Previous studies in identical twins have revealed that often one twin develops type 1 diabetes while the other twin remains disease-free, this may be due to how genetically at-risk individuals respond differently to environmental stimuli.
In some cases, the immune system will respond in a benign fashion, while in other cases it will begin an inflammatory response that can ultimately lead to diabetes.
During the study, the research team led by C. Garrison Fathman, M.D., studied differences in gene expression between two groups of mice.
The first group, non-obese diabetic mice, spontaneously develop type 1 diabetes.
The second group, mice genetically identical to the first group except for their MHC genes, responsible for causing diabetes.
The researchers looked at gene expression in three different tissues in the diabetic and non-diabetic mice at separate times after birth.
In the first few weeks of life, they found an explosion of changes in gene expression in the pancreatic lymph nodes, spleen and circulating blood cells of the diabetic mice compared with those in the non-diabetic mice.
At 8 weeks, this activity had quieted down. But several weeks later, when the mice were 12 weeks old, a second explosion of changes in gene expression occurred in the diabetic mice in all three tissues examined: pancreatic lymph nodes, spleen and blood cells.

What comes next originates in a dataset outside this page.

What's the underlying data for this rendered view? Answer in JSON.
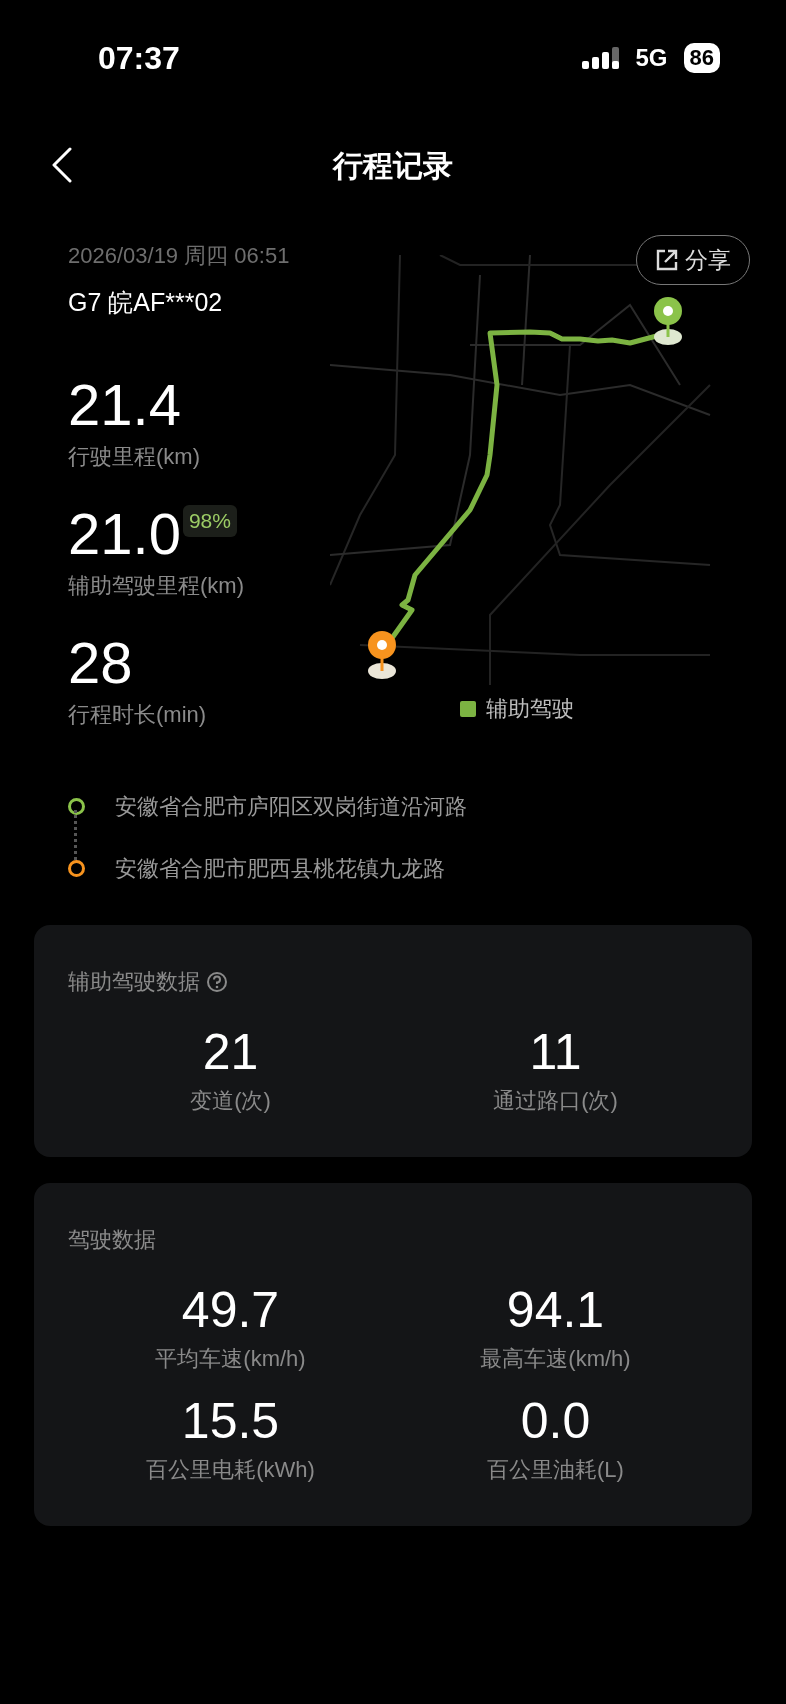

According to Dr. Fathman, the results suggest that type 1 diabetes may not result from genetic mutations but from differences in how normal genes and gene variants are turned on and off during disease progression.
In addition to identifying altered genes that may indicate potential avenues for therapeutic or preventive treatments, the authors also found patterns of coordinated gene expression that may prove useful as biomarkers of disease onset or progression.
The study was supported by the National Institute of Allergy and Infectious Diseases, (NIAID) part of the National Institutes of Health.